I went to see the movie before I started reading the book. I know, I know, it’s sacrilege. But seeing the movie WILD made me want more, in a good way, and I didn’t think having seen the movie would impact my experience of reading the book. So far, it hasn’t. Maybe the events that happen in the book don’t have as much surprise or weight because I remember them from the movie, but what I like about both the movie and the memoir is that it is about so much more than just the events.
I have a fair amount of back-country hiking and camping experience. Most of it terrible. Like really really terrible. My dad grew up a Boy Scout and we lived near the Shenandoah Mountains portion of the Appalachian Trail.
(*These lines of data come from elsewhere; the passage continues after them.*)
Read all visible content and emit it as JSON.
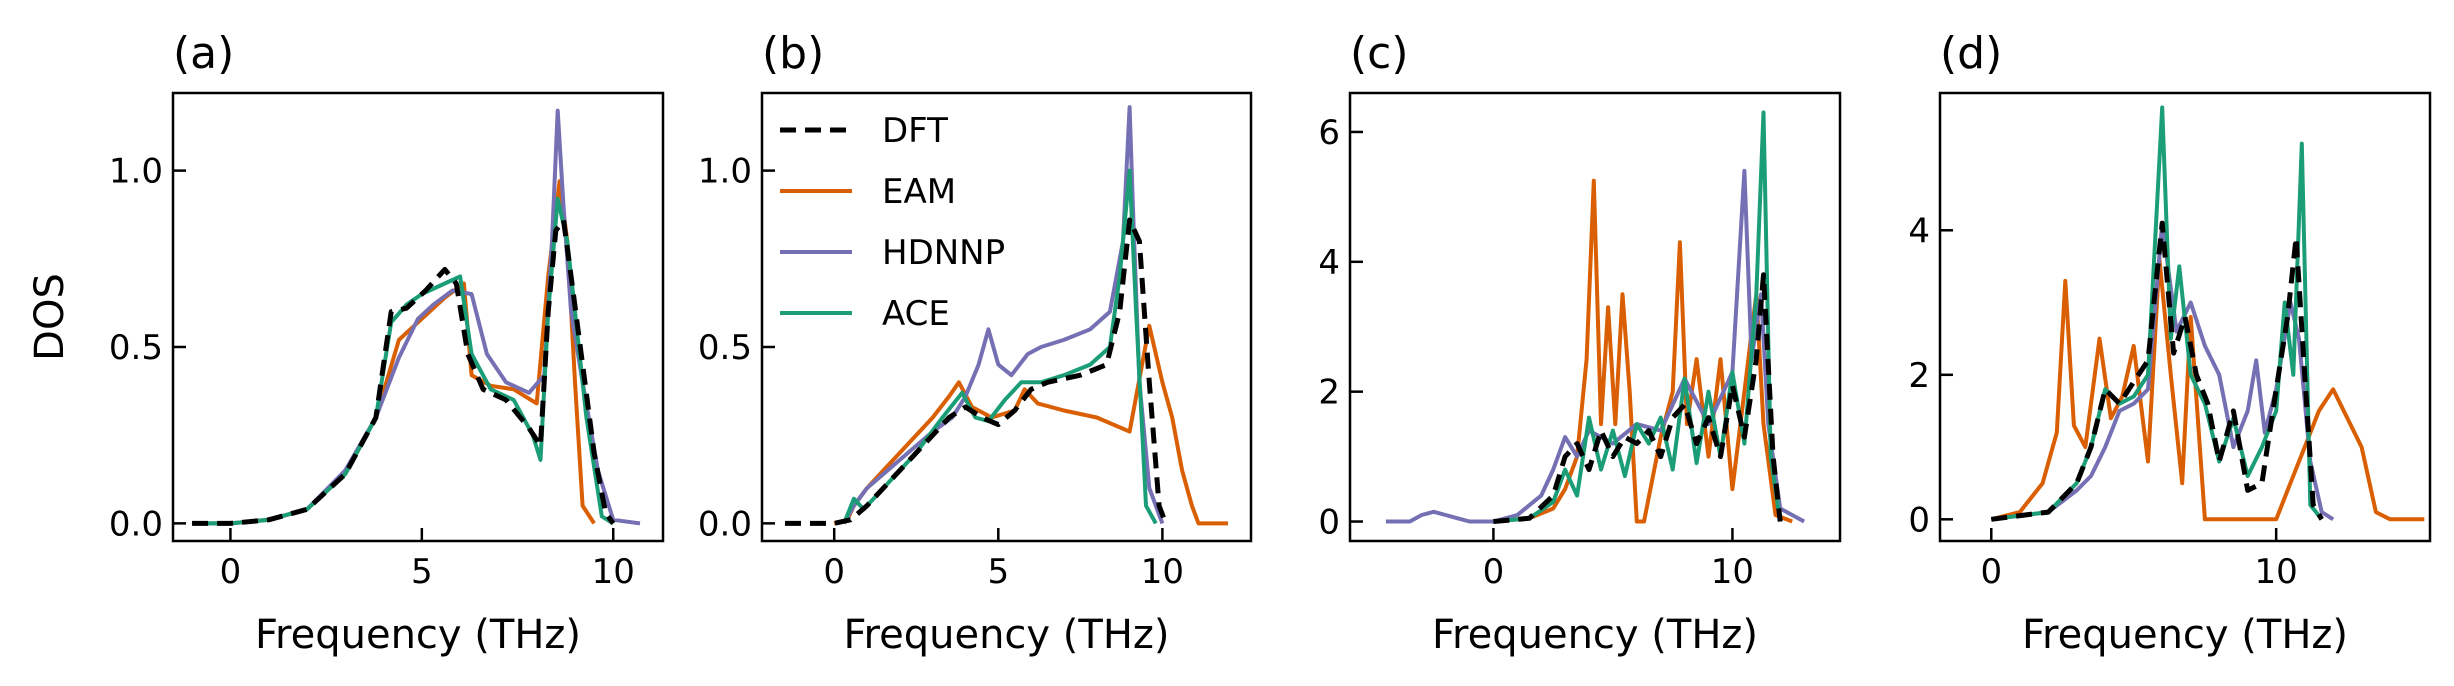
{
  "colors": {
    "DFT": "#000000",
    "EAM": "#d95f02",
    "HDNNP": "#7570b3",
    "ACE": "#1b9e77"
  },
  "legend": [
    "DFT",
    "EAM",
    "HDNNP",
    "ACE"
  ],
  "chart_data": [
    {
      "type": "line",
      "panel_label": "(a)",
      "xlabel": "Frequency (THz)",
      "ylabel": "DOS",
      "xlim": [
        -1.5,
        11.3
      ],
      "ylim": [
        -0.05,
        1.22
      ],
      "xticks": [
        0,
        5,
        10
      ],
      "yticks": [
        0.0,
        0.5,
        1.0
      ],
      "ytick_labels": [
        "0.0",
        "0.5",
        "1.0"
      ],
      "series": [
        {
          "name": "EAM",
          "x": [
            -1,
            0,
            1,
            2,
            3,
            3.8,
            4.4,
            5,
            5.6,
            6.1,
            6.3,
            6.8,
            7.4,
            8.0,
            8.3,
            8.6,
            8.8,
            9.0,
            9.2,
            9.5
          ],
          "y": [
            0,
            0,
            0.01,
            0.04,
            0.14,
            0.3,
            0.52,
            0.58,
            0.64,
            0.68,
            0.42,
            0.39,
            0.38,
            0.34,
            0.7,
            0.97,
            0.8,
            0.4,
            0.05,
            0
          ]
        },
        {
          "name": "HDNNP",
          "x": [
            -1,
            0,
            1,
            2,
            3,
            3.8,
            4.4,
            4.9,
            5.3,
            5.8,
            6.3,
            6.7,
            7.2,
            7.8,
            8.2,
            8.4,
            8.55,
            8.7,
            8.9,
            9.2,
            9.6,
            10.0,
            10.7
          ],
          "y": [
            0,
            0,
            0.01,
            0.04,
            0.15,
            0.3,
            0.47,
            0.58,
            0.62,
            0.66,
            0.65,
            0.48,
            0.4,
            0.37,
            0.42,
            0.8,
            1.17,
            0.9,
            0.6,
            0.4,
            0.15,
            0.01,
            0
          ]
        },
        {
          "name": "ACE",
          "x": [
            -1,
            0,
            1,
            2,
            3,
            3.8,
            4.2,
            4.6,
            5.0,
            5.6,
            6.0,
            6.3,
            6.8,
            7.4,
            7.9,
            8.1,
            8.3,
            8.55,
            8.8,
            9.0,
            9.3,
            9.7,
            10.0
          ],
          "y": [
            0,
            0,
            0.01,
            0.04,
            0.14,
            0.3,
            0.57,
            0.62,
            0.65,
            0.68,
            0.7,
            0.48,
            0.38,
            0.35,
            0.25,
            0.18,
            0.6,
            0.92,
            0.8,
            0.6,
            0.3,
            0.02,
            0
          ]
        },
        {
          "name": "DFT",
          "x": [
            -1,
            0,
            1,
            2,
            3,
            3.8,
            4.2,
            4.6,
            5.1,
            5.6,
            5.9,
            6.2,
            6.6,
            7.2,
            7.8,
            8.1,
            8.3,
            8.5,
            8.7,
            8.9,
            9.2,
            9.5,
            9.8,
            10.0
          ],
          "y": [
            0,
            0,
            0.01,
            0.04,
            0.14,
            0.3,
            0.6,
            0.61,
            0.66,
            0.72,
            0.68,
            0.48,
            0.38,
            0.35,
            0.27,
            0.22,
            0.6,
            0.83,
            0.86,
            0.7,
            0.45,
            0.2,
            0.03,
            0
          ]
        }
      ]
    },
    {
      "type": "line",
      "panel_label": "(b)",
      "xlabel": "Frequency (THz)",
      "ylabel": "",
      "xlim": [
        -2.2,
        12.7
      ],
      "ylim": [
        -0.05,
        1.22
      ],
      "xticks": [
        0,
        5,
        10
      ],
      "yticks": [
        0.0,
        0.5,
        1.0
      ],
      "ytick_labels": [
        "0.0",
        "0.5",
        "1.0"
      ],
      "series": [
        {
          "name": "EAM",
          "x": [
            0,
            0.4,
            0.6,
            1.0,
            2.0,
            3.0,
            3.5,
            3.8,
            4.2,
            4.8,
            5.5,
            5.8,
            6.2,
            7.0,
            8.0,
            9.0,
            9.6,
            10.0,
            10.3,
            10.6,
            10.9,
            11.1,
            12.0
          ],
          "y": [
            0,
            0.01,
            0.05,
            0.1,
            0.2,
            0.3,
            0.36,
            0.4,
            0.33,
            0.3,
            0.32,
            0.38,
            0.34,
            0.32,
            0.3,
            0.26,
            0.56,
            0.4,
            0.3,
            0.15,
            0.05,
            0,
            0
          ]
        },
        {
          "name": "HDNNP",
          "x": [
            0.3,
            0.6,
            1.0,
            2.0,
            3.0,
            3.6,
            4.0,
            4.4,
            4.7,
            5.0,
            5.4,
            5.9,
            6.3,
            7.0,
            7.8,
            8.4,
            8.8,
            9.0,
            9.1,
            9.3,
            9.6,
            10.0
          ],
          "y": [
            0,
            0.05,
            0.1,
            0.18,
            0.26,
            0.3,
            0.36,
            0.45,
            0.55,
            0.45,
            0.42,
            0.48,
            0.5,
            0.52,
            0.55,
            0.6,
            0.8,
            1.18,
            0.9,
            0.4,
            0.1,
            0
          ]
        },
        {
          "name": "ACE",
          "x": [
            0.3,
            0.6,
            0.9,
            1.5,
            2.5,
            3.3,
            3.9,
            4.3,
            4.7,
            5.2,
            5.7,
            6.3,
            7.0,
            7.8,
            8.4,
            8.7,
            8.9,
            9.0,
            9.2,
            9.5,
            9.8
          ],
          "y": [
            0,
            0.07,
            0.04,
            0.1,
            0.2,
            0.3,
            0.37,
            0.3,
            0.29,
            0.35,
            0.4,
            0.4,
            0.42,
            0.45,
            0.5,
            0.7,
            0.9,
            1.0,
            0.6,
            0.05,
            0
          ]
        },
        {
          "name": "DFT",
          "x": [
            -1.5,
            0,
            0.5,
            1.0,
            2.0,
            3.0,
            3.5,
            4.0,
            4.5,
            5.0,
            5.5,
            6.0,
            6.5,
            7.5,
            8.3,
            8.7,
            9.0,
            9.3,
            9.6,
            9.9,
            10.1
          ],
          "y": [
            0,
            0,
            0.01,
            0.05,
            0.15,
            0.25,
            0.3,
            0.33,
            0.3,
            0.28,
            0.32,
            0.38,
            0.4,
            0.42,
            0.45,
            0.6,
            0.86,
            0.8,
            0.4,
            0.05,
            0
          ]
        }
      ]
    },
    {
      "type": "line",
      "panel_label": "(c)",
      "xlabel": "Frequency (THz)",
      "ylabel": "",
      "xlim": [
        -6.0,
        14.5
      ],
      "ylim": [
        -0.3,
        6.6
      ],
      "xticks": [
        0,
        10
      ],
      "yticks": [
        0,
        2,
        4,
        6
      ],
      "ytick_labels": [
        "0",
        "2",
        "4",
        "6"
      ],
      "series": [
        {
          "name": "HDNNP",
          "x": [
            -4.5,
            -3.5,
            -3.0,
            -2.5,
            -2.0,
            -1.5,
            -1.0,
            0,
            1,
            2.0,
            2.5,
            3.0,
            3.5,
            4.0,
            5.0,
            6.0,
            7.0,
            7.5,
            8.0,
            9.0,
            10.0,
            10.5,
            10.8,
            11.2,
            11.5,
            12.0,
            13.0
          ],
          "y": [
            0,
            0,
            0.1,
            0.15,
            0.1,
            0.05,
            0,
            0,
            0.1,
            0.4,
            0.8,
            1.3,
            1.0,
            1.4,
            1.2,
            1.5,
            1.4,
            1.8,
            2.2,
            1.5,
            2.3,
            5.4,
            2.5,
            3.5,
            1.5,
            0.2,
            0
          ]
        },
        {
          "name": "EAM",
          "x": [
            0,
            1.5,
            2.5,
            3.0,
            3.5,
            3.9,
            4.2,
            4.5,
            4.8,
            5.1,
            5.4,
            5.7,
            6.0,
            6.3,
            7.0,
            7.5,
            7.8,
            8.1,
            8.5,
            9.0,
            9.5,
            10.0,
            10.5,
            11.0,
            11.3,
            11.8,
            12.5
          ],
          "y": [
            0,
            0.05,
            0.2,
            0.5,
            1.0,
            2.5,
            5.25,
            1.5,
            3.3,
            1.5,
            3.5,
            2.0,
            0.0,
            0.0,
            1.3,
            2.0,
            4.3,
            1.5,
            2.5,
            1.0,
            2.5,
            0.5,
            2.0,
            3.5,
            1.5,
            0.1,
            0
          ]
        },
        {
          "name": "ACE",
          "x": [
            0,
            1.5,
            2.5,
            3.0,
            3.5,
            4.0,
            4.5,
            5.0,
            5.5,
            6.0,
            6.5,
            7.0,
            7.5,
            8.0,
            8.5,
            9.0,
            9.5,
            10.0,
            10.5,
            11.0,
            11.3,
            11.6,
            12.0
          ],
          "y": [
            0,
            0.05,
            0.3,
            0.8,
            0.4,
            1.6,
            0.8,
            1.4,
            0.7,
            1.5,
            1.2,
            1.6,
            0.8,
            2.2,
            0.9,
            2.0,
            1.0,
            2.3,
            1.2,
            3.5,
            6.3,
            1.0,
            0
          ]
        },
        {
          "name": "DFT",
          "x": [
            0,
            1.5,
            2.5,
            3.0,
            3.5,
            4.0,
            4.5,
            5.0,
            5.5,
            6.0,
            6.5,
            7.0,
            7.5,
            8.0,
            8.5,
            9.0,
            9.5,
            10.0,
            10.5,
            11.0,
            11.3,
            11.7,
            12.0
          ],
          "y": [
            0,
            0.05,
            0.4,
            1.0,
            1.2,
            0.8,
            1.4,
            1.0,
            1.3,
            1.2,
            1.4,
            1.0,
            1.6,
            1.8,
            1.2,
            1.6,
            1.0,
            2.1,
            1.3,
            2.5,
            3.8,
            1.0,
            0
          ]
        }
      ]
    },
    {
      "type": "line",
      "panel_label": "(d)",
      "xlabel": "Frequency (THz)",
      "ylabel": "",
      "xlim": [
        -1.8,
        15.4
      ],
      "ylim": [
        -0.3,
        5.9
      ],
      "xticks": [
        0,
        10
      ],
      "yticks": [
        0,
        2,
        4
      ],
      "ytick_labels": [
        "0",
        "2",
        "4"
      ],
      "series": [
        {
          "name": "EAM",
          "x": [
            0,
            1.0,
            1.8,
            2.3,
            2.6,
            2.9,
            3.3,
            3.8,
            4.2,
            4.6,
            5.0,
            5.5,
            5.9,
            6.3,
            6.7,
            7.0,
            7.5,
            8.0,
            9.0,
            9.5,
            10.0,
            10.5,
            11.0,
            11.5,
            12.0,
            12.5,
            13.0,
            13.5,
            14.0,
            15.2
          ],
          "y": [
            0,
            0.1,
            0.5,
            1.2,
            3.3,
            1.3,
            1.0,
            2.5,
            1.4,
            1.7,
            2.4,
            0.8,
            3.6,
            2.0,
            0.5,
            2.8,
            0.0,
            0.0,
            0.0,
            0.0,
            0.0,
            0.5,
            1.0,
            1.5,
            1.8,
            1.4,
            1.0,
            0.1,
            0,
            0
          ]
        },
        {
          "name": "HDNNP",
          "x": [
            0,
            2.0,
            3.0,
            3.5,
            4.0,
            4.5,
            5.0,
            5.5,
            6.0,
            6.5,
            7.0,
            7.5,
            8.0,
            8.5,
            9.0,
            9.3,
            9.6,
            10.0,
            10.5,
            10.8,
            11.2,
            11.6,
            12.0
          ],
          "y": [
            0,
            0.1,
            0.4,
            0.6,
            1.0,
            1.5,
            1.6,
            1.8,
            4.1,
            2.6,
            3.0,
            2.4,
            2.0,
            1.0,
            1.5,
            2.2,
            1.2,
            1.8,
            3.0,
            2.5,
            0.8,
            0.1,
            0
          ]
        },
        {
          "name": "ACE",
          "x": [
            0,
            2.0,
            3.0,
            3.5,
            4.0,
            4.5,
            5.0,
            5.5,
            6.0,
            6.3,
            6.6,
            7.0,
            7.5,
            8.0,
            8.5,
            9.0,
            9.5,
            10.0,
            10.3,
            10.6,
            10.9,
            11.2,
            11.6
          ],
          "y": [
            0,
            0.1,
            0.5,
            1.0,
            1.8,
            1.6,
            1.7,
            2.0,
            5.7,
            2.5,
            3.5,
            2.0,
            1.6,
            0.8,
            1.4,
            0.6,
            1.0,
            1.5,
            3.0,
            2.0,
            5.2,
            0.2,
            0
          ]
        },
        {
          "name": "DFT",
          "x": [
            0,
            2.0,
            3.0,
            3.5,
            4.0,
            4.5,
            5.0,
            5.5,
            6.0,
            6.4,
            6.8,
            7.2,
            7.6,
            8.0,
            8.5,
            9.0,
            9.5,
            10.0,
            10.4,
            10.7,
            11.0,
            11.3,
            11.6
          ],
          "y": [
            0,
            0.1,
            0.5,
            1.0,
            1.8,
            1.6,
            1.9,
            2.2,
            4.1,
            2.3,
            2.8,
            2.0,
            1.6,
            0.8,
            1.5,
            0.4,
            0.5,
            1.8,
            2.8,
            3.9,
            2.0,
            0.2,
            0
          ]
        }
      ]
    }
  ]
}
I didn’t actually know there was such a thing as “car camping” until my late teens, and even then my family wasn’t allowed to camp in those campgrounds except a handful of times out of necessity.
Despite ridiculous ascensions, washed out trails, puking, lots and lots of rain, family dysfunction, emergency clinic visits, and more lightning/rain/hail/snow/wind, I truly loved and still love being in the woods. The words that come to mind are “quiet” and “stillness” yet neither of these things exist, at all, in the woods. Everything is moving. Everything makes noise. There is something in the isolation, though, that feels quiet and still. And I need that in order to make sense of my world.